I attended a conference last week where a (well-intentioned) speaker said there were only two types of businesses in the world: those that are business to business (B2B) and those that are business to consumer (B2C).
This struck me as strange. It seemed restrictive to me, inflexible somehow. Surely businesses exist to do more than just serve the needs of their customers? So I came up with a third type of business to add to the speaker’s list: human to human.
You will no doubt have heard of the slightly clunky term that is ‘corporate social responsibility’ (CSR). This can be broadly defined as the practice of a company taking an interest in wider social issues, an interest that, usually, does not relate to profit margins.
In some environments, I’ve seen CSR reduced to a sort of box-ticking exercise, something that has to be done, rather than something people are really passionate about.
But box-ticking isn’t something we do at Masthaven. So I much prefer the term ‘human business’.

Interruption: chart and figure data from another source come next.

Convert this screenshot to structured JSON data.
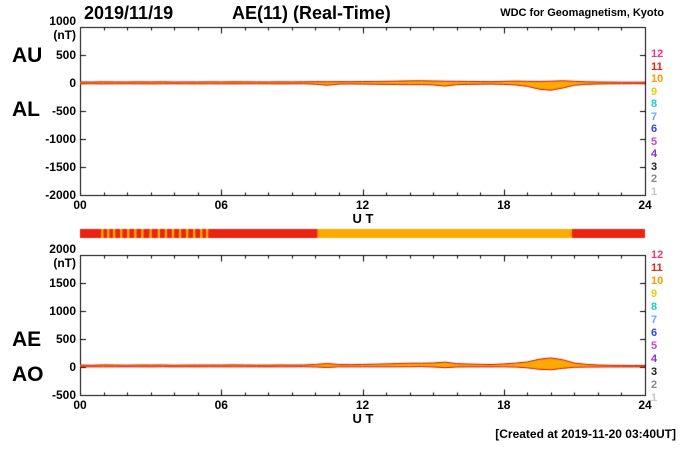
{
  "header": {
    "date": "2019/11/19",
    "title": "AE(11) (Real-Time)",
    "source": "WDC for Geomagnetism, Kyoto"
  },
  "footer": {
    "created_note": "[Created at 2019-11-20 03:40UT]"
  },
  "axes": {
    "x_label": "U T",
    "unit_label": "(nT)",
    "x_ticks": [
      "00",
      "06",
      "12",
      "18",
      "24"
    ],
    "top_y_ticks": [
      "1000",
      "500",
      "0",
      "-500",
      "-1000",
      "-1500",
      "-2000"
    ],
    "bottom_y_ticks": [
      "2000",
      "1500",
      "1000",
      "500",
      "0",
      "-500"
    ]
  },
  "left_labels": {
    "top_upper": "AU",
    "top_lower": "AL",
    "bottom_upper": "AE",
    "bottom_lower": "AO"
  },
  "stations": [
    {
      "label": "12",
      "color": "#ff3377"
    },
    {
      "label": "11",
      "color": "#ee2211"
    },
    {
      "label": "10",
      "color": "#ff9900"
    },
    {
      "label": "9",
      "color": "#eecc11"
    },
    {
      "label": "8",
      "color": "#22cccc"
    },
    {
      "label": "7",
      "color": "#66aaff"
    },
    {
      "label": "6",
      "color": "#3344ee"
    },
    {
      "label": "5",
      "color": "#cc44cc"
    },
    {
      "label": "4",
      "color": "#8833cc"
    },
    {
      "label": "3",
      "color": "#222222"
    },
    {
      "label": "2",
      "color": "#888888"
    },
    {
      "label": "1",
      "color": "#c8c8c8"
    }
  ],
  "colors": {
    "frame": "#000000",
    "fill": "#ffaa00",
    "line": "#cc1100",
    "bar_red": "#ee2211",
    "bar_orange": "#ffaa00"
  },
  "colorbar": {
    "segments": [
      {
        "start": 0,
        "end": 10.1,
        "hex": "#ee2211"
      },
      {
        "start": 10.1,
        "end": 20.9,
        "hex": "#ffaa00"
      },
      {
        "start": 20.9,
        "end": 24,
        "hex": "#ee2211"
      }
    ],
    "stripes": {
      "hex": "#ffaa00",
      "width_hours": 0.1,
      "times": [
        0.9,
        1.15,
        1.4,
        1.7,
        2.0,
        2.3,
        2.6,
        2.95,
        3.3,
        3.6,
        3.9,
        4.2,
        4.5,
        4.8,
        5.1,
        5.35
      ]
    }
  },
  "chart_data": [
    {
      "type": "area",
      "title": "AU / AL (upper panel)",
      "xlabel": "U T",
      "ylabel": "(nT)",
      "xlim": [
        0,
        24
      ],
      "ylim": [
        -2000,
        1000
      ],
      "x": [
        0,
        0.5,
        1,
        1.5,
        2,
        2.5,
        3,
        3.5,
        4,
        4.5,
        5,
        5.5,
        6,
        6.5,
        7,
        7.5,
        8,
        8.5,
        9,
        9.5,
        10,
        10.5,
        11,
        11.5,
        12,
        12.5,
        13,
        13.5,
        14,
        14.5,
        15,
        15.5,
        16,
        16.5,
        17,
        17.5,
        18,
        18.5,
        19,
        19.5,
        20,
        20.5,
        21,
        21.5,
        22,
        22.5,
        23,
        23.5,
        24
      ],
      "series": [
        {
          "name": "AU",
          "values": [
            20,
            18,
            22,
            20,
            19,
            21,
            20,
            22,
            18,
            20,
            19,
            21,
            20,
            22,
            21,
            20,
            19,
            21,
            20,
            22,
            24,
            22,
            25,
            24,
            26,
            28,
            30,
            34,
            38,
            40,
            36,
            32,
            30,
            28,
            26,
            24,
            30,
            34,
            30,
            28,
            32,
            40,
            30,
            22,
            18,
            16,
            15,
            14,
            15
          ]
        },
        {
          "name": "AL",
          "values": [
            -15,
            -14,
            -16,
            -15,
            -14,
            -15,
            -16,
            -15,
            -14,
            -15,
            -16,
            -15,
            -15,
            -16,
            -15,
            -14,
            -15,
            -16,
            -15,
            -14,
            -22,
            -40,
            -20,
            -18,
            -20,
            -22,
            -25,
            -28,
            -30,
            -28,
            -35,
            -55,
            -30,
            -25,
            -22,
            -20,
            -25,
            -35,
            -60,
            -110,
            -130,
            -90,
            -40,
            -25,
            -18,
            -15,
            -14,
            -13,
            -14
          ]
        }
      ]
    },
    {
      "type": "area",
      "title": "AE / AO (lower panel)",
      "xlabel": "U T",
      "ylabel": "(nT)",
      "xlim": [
        0,
        24
      ],
      "ylim": [
        -500,
        2000
      ],
      "x": [
        0,
        0.5,
        1,
        1.5,
        2,
        2.5,
        3,
        3.5,
        4,
        4.5,
        5,
        5.5,
        6,
        6.5,
        7,
        7.5,
        8,
        8.5,
        9,
        9.5,
        10,
        10.5,
        11,
        11.5,
        12,
        12.5,
        13,
        13.5,
        14,
        14.5,
        15,
        15.5,
        16,
        16.5,
        17,
        17.5,
        18,
        18.5,
        19,
        19.5,
        20,
        20.5,
        21,
        21.5,
        22,
        22.5,
        23,
        23.5,
        24
      ],
      "series": [
        {
          "name": "AE",
          "values": [
            35,
            32,
            38,
            35,
            33,
            36,
            36,
            37,
            32,
            35,
            35,
            36,
            35,
            38,
            36,
            34,
            34,
            37,
            35,
            36,
            46,
            62,
            45,
            42,
            46,
            50,
            55,
            62,
            68,
            68,
            71,
            87,
            60,
            53,
            48,
            44,
            55,
            69,
            90,
            138,
            162,
            130,
            70,
            47,
            36,
            31,
            29,
            27,
            29
          ]
        },
        {
          "name": "AO",
          "values": [
            3,
            2,
            3,
            3,
            3,
            3,
            2,
            4,
            2,
            3,
            2,
            3,
            3,
            3,
            3,
            3,
            2,
            3,
            3,
            4,
            1,
            -9,
            3,
            3,
            3,
            3,
            3,
            3,
            4,
            6,
            1,
            -12,
            0,
            2,
            2,
            2,
            3,
            -1,
            -15,
            -41,
            -49,
            -25,
            -5,
            -2,
            0,
            1,
            1,
            1,
            1
          ]
        }
      ]
    }
  ]
}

What does that mean? Well, I think a human business is one that:
- Is genuine and compassionate, treats people with respect
- Exists to do more than just make money
- Thinks like a human being, not a computer
- Has a strong social purpose and makes a significant contribution to society
Today it’s more important than ever that businesses beat with a social purpose. Being involved in the outside world boosts customer and employee engagement, it helps firms innovate, think long-term and stand out from their competition. More than all that, though, is that it’s simply a good thing to do.

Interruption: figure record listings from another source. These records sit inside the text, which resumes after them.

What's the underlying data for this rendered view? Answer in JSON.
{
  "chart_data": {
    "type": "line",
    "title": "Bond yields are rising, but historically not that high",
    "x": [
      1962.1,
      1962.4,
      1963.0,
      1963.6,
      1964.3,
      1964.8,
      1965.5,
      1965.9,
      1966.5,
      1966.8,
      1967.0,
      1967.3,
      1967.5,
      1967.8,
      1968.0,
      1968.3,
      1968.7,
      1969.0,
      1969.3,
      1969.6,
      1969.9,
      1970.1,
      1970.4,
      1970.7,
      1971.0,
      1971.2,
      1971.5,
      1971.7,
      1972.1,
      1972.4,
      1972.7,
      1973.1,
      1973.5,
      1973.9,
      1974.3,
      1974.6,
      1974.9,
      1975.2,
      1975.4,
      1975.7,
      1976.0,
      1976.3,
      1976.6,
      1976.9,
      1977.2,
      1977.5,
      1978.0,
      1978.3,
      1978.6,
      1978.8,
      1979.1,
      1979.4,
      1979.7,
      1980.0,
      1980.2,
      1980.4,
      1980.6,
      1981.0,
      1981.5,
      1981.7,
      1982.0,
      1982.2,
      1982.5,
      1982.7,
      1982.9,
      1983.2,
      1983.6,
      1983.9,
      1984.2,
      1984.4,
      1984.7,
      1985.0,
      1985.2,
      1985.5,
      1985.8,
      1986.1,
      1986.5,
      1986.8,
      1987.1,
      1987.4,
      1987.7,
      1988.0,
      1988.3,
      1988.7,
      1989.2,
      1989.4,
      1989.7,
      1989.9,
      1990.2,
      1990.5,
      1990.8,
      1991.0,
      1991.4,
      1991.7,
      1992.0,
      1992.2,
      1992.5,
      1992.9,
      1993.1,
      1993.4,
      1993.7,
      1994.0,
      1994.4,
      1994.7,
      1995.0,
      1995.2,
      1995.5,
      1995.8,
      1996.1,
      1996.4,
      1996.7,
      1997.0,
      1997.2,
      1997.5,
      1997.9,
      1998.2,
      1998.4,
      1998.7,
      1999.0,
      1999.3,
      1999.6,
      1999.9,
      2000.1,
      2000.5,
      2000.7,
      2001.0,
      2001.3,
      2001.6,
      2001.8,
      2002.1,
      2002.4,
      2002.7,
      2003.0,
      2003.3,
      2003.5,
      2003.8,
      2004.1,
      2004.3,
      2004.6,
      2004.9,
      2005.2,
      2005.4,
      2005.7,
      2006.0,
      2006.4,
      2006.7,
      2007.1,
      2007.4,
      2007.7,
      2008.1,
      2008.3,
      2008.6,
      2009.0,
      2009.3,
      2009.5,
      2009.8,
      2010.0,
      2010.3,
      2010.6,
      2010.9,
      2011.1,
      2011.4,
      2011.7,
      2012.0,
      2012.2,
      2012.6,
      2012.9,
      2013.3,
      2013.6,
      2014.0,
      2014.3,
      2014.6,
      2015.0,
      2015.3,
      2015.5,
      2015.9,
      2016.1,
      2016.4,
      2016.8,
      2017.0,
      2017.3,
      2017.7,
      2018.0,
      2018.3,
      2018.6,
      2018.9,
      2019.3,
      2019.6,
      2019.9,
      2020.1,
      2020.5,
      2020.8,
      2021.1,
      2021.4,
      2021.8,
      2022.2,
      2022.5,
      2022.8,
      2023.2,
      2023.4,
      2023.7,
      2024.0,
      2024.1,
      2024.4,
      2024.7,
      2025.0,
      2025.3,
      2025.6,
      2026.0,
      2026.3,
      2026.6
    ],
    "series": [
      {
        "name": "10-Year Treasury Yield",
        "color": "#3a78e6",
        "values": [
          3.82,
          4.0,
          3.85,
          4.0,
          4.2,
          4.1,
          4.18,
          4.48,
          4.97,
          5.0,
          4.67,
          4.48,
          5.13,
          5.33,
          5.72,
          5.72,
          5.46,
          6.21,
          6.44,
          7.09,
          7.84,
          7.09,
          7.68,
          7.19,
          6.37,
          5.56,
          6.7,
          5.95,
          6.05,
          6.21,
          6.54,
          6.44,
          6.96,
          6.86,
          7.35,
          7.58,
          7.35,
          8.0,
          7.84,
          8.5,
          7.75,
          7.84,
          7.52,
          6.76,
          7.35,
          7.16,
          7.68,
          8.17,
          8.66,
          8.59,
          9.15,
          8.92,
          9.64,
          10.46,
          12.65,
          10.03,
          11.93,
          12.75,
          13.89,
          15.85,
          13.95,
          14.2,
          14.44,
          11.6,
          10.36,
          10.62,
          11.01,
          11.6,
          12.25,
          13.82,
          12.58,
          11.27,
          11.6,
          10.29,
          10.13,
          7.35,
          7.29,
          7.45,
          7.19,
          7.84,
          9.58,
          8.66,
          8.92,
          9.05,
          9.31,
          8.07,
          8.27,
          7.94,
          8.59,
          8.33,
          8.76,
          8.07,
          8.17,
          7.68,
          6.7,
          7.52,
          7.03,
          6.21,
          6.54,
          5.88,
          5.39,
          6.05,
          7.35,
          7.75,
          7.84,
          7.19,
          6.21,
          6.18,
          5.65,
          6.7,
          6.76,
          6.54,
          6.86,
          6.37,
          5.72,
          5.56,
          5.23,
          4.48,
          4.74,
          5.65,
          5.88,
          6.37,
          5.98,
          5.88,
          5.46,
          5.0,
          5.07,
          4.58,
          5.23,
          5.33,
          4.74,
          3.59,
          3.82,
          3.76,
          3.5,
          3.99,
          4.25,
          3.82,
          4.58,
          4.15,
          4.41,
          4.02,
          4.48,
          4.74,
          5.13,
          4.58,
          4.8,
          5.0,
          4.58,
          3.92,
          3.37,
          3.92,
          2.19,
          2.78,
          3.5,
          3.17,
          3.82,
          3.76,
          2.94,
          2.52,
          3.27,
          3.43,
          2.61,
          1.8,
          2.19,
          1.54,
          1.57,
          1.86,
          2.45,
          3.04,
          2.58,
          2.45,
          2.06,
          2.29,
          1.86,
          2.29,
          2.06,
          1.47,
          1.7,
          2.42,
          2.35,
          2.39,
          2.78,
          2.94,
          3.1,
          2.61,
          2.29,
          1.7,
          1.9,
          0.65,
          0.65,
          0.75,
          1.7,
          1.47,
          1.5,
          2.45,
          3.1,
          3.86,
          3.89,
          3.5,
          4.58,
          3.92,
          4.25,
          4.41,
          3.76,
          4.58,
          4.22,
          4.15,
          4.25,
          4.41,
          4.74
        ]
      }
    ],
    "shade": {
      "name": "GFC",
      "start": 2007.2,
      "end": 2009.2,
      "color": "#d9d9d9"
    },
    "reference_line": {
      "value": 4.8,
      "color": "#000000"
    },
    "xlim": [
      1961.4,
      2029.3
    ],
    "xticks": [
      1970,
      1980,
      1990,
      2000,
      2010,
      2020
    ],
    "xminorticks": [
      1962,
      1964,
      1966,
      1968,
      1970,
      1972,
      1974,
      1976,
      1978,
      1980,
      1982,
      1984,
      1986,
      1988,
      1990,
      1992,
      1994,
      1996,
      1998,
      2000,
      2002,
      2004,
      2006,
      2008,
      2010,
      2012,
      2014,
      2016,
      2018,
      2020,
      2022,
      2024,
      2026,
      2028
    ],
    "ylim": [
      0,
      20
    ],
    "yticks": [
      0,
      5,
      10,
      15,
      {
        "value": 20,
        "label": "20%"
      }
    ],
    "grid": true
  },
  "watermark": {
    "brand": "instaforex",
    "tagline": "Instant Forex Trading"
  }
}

A great example of firms getting this right was the work done by Microsoft and other tech companies. In 2016 they linked up with the BBC to develop the micro:bit, a pocket-sized codeable computer that was given to every Year 7 child across the UK. The aim? To address a UK digital skills shortage and inspire a new generation of tech developers.

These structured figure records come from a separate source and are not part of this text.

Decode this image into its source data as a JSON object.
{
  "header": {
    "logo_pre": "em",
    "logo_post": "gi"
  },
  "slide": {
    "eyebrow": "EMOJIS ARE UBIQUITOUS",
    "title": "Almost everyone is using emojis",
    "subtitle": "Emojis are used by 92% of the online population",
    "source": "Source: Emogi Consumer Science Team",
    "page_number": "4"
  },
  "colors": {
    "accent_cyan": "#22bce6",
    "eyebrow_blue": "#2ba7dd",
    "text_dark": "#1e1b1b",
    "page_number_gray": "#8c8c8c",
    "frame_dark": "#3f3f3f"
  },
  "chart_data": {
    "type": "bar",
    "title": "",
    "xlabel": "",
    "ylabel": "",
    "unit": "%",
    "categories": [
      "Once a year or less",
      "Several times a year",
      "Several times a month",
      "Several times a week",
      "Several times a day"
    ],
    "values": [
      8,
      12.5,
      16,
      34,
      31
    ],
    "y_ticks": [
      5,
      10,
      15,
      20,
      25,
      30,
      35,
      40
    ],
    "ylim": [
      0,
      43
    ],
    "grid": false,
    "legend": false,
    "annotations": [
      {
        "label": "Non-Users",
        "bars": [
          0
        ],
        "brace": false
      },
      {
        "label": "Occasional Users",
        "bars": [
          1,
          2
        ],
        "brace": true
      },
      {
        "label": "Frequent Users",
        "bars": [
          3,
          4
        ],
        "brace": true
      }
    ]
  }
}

One thing I really like about the micro:bit is that it’s deeply connected with what those businesses behind the project do. It’s a way for them to develop new products, engage with the community and make a positive social imprint all at the same time.
This year Masthaven will build on our previous good work and become a fully human business – one that’s linked to the wider social world through a number of important initiatives and projects, including a link-up with a homelessness charity, Depaul.
It’s a truism that businesses exist to make profit. But that doesn’t mean that’s all they have to do. Focusing on growing a successful business should also be intrinsically linked to positive social engagement – we only pass by this way once, so let’s make the most of it while we’re here.
The case for being a human business is clear - research even shows the majority of people are willing to pay more for products and services from companies committed to positive social and environmental impact.
But we’d still do it even if no-one was looking.